Yeah - they mention using "several" 4k 16bpp lighting sheets, which comes to 128MiB each (plus mips!).
They also mention that "our implementation requires artists to chart their models" and that they were already doing this anyway, but yeah, they probably had to do extra tweaking of those UV coordinates to work out some kinks per model... Combining this with a great automatic charting tool would be nice (e.g. ptex above doesn't require explicit UV coords), but would probably require a better texture filter to deal with the increase in seams.

And yeah - Great for VR (shade every 3rd/4th frame) and great for 4k monitors (allow weaker GPU's to shade at lower resolution but keep high res rasterization).

That said, I don't get the comparisons to REYES and overall it seems like a very special purpose, application-specific approach to rendering

Yeah, I agree that the frequent mentioning of REYES is misleading. The only real commonality with REYES is the idea of not shading per-pixel, and even in that regard REYES has a very different approach (dicing into micropolygons followed by stochastic rasterization).

I also agree that it's pretty well-tailored to their specific style of game, and the general requirements of that genre (big terrain, small meshes, almost no overdraw). I would image that to adopt something similar for more general scenes you would need to a much much better job of allocating appropriately-sized tiles, and you would need to account for occlusion. I could see maybe going down the megatexture approach of rasterizing out tile ID's, and then analyzing that on the CPU or GPU to allocate memory for tiles. However this implies latency, unless you do it all on the GPU and rasterize your scene twice. Doing it all on the GPU would rule out any form of tiled resources/sparse textures, since you can't update page tables from the GPU.
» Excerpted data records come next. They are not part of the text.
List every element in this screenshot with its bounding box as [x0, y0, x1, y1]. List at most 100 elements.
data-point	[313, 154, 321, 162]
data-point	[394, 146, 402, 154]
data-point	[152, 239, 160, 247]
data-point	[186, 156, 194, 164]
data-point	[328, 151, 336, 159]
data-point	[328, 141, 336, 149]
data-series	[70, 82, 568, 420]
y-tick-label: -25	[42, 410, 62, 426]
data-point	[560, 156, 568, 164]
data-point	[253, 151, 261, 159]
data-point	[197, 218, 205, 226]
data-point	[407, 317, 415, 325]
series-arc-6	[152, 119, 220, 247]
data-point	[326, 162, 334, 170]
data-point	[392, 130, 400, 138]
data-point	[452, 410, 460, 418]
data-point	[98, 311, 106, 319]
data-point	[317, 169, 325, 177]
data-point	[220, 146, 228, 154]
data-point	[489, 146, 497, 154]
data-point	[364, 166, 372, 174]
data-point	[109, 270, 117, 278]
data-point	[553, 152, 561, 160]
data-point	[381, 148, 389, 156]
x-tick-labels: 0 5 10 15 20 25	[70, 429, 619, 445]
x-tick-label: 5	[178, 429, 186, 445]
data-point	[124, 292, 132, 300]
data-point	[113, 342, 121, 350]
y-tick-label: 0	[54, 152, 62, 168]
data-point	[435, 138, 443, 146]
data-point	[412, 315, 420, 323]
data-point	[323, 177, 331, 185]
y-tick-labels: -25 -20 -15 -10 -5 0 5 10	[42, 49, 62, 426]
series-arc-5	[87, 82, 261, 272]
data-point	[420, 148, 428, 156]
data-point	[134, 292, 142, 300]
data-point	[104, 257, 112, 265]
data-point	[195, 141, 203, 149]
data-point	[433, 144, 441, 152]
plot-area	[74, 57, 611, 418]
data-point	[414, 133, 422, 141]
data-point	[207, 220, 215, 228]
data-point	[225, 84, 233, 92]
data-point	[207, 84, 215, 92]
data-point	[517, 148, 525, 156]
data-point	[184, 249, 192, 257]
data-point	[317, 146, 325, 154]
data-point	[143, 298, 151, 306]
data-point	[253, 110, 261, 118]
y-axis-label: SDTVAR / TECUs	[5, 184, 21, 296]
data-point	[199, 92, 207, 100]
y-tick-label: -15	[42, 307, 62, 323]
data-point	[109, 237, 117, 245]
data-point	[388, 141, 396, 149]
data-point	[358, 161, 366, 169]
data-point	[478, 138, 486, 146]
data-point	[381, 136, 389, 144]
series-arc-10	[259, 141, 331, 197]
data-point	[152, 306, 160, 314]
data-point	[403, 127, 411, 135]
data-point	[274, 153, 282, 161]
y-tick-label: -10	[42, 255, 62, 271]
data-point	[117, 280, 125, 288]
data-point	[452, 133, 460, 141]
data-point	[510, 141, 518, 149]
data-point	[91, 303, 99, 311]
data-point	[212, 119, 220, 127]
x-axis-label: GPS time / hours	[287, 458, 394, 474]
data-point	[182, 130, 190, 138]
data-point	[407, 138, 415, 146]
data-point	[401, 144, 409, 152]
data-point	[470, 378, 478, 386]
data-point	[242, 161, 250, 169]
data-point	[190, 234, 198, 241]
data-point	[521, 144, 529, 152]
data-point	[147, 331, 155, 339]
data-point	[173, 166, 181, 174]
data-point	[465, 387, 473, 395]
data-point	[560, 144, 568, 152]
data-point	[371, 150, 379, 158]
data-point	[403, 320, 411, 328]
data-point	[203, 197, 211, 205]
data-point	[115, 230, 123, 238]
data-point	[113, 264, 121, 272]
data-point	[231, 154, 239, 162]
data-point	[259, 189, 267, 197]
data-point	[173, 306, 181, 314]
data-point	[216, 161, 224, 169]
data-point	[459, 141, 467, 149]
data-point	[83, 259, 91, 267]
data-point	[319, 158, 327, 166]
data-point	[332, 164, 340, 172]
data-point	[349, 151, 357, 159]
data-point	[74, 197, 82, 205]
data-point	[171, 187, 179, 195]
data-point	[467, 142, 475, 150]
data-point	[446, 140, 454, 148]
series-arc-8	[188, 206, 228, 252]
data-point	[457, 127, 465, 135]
ptex would be nice for avoiding UV issues (it would also be nice for any kind of arbitrary-rate surface calculations, such as pre-computed lightmaps or real-time GI), but it's currently a PITA to use on the GPU (you need borders for HW filtering, and you need quad->page mappings and lookups).

I didn't get any of this. So they have a ton of 4K x 4K textures. What is in those textures? A bunch of pre-computed light maps?

They compute the screen space size of an object.

Somehow this reserves some space in a 4k x 4k texture.

What is in the texture.

What comes of the texture? Is the object re-drawn using it's normal vertex data and applying the portion of the 4k texture on it?

Or does the 4k texture hold something else that is used is some other way?

They compute the screen space size of an object.

Somehow this reserves some space in a 4k x 4k texture.

What is in the texture.

What comes of the texture? Is the object re-drawn using it's normal vertex data and applying the portion of the 4k texture on it?

Or does the 4k texture hold something else that is used is some other way?

The object is only draw once.

What happens is that they allocate some space in the 4kx4k texture given object screen space (but without drawing it).

Then a compute shader fills this space.

Then the object is draw on screen for real. The space is passed as a texture to the fragment shader (which is very simple ie "gl_FragColor = texture(tex0, uv);" ).

What happens is that the compute shader renders shaded color in the suballocated space instead of doing it in the fragment shader. In this case it does all the lighting computation using normal and diffuse color textures. Since there is no vertex data the position information are passed via a precomputed "position" texture too (which means this technic makes deformable mesh quite unpracticable).

That's what I thought it was, but I didn't get the benefit. Because you cant run pixel shaders on several 4K textures every frame. You could choose to not update certain things but, but anything moving/rotating has to be updated. And specular won't work if the camera is moving.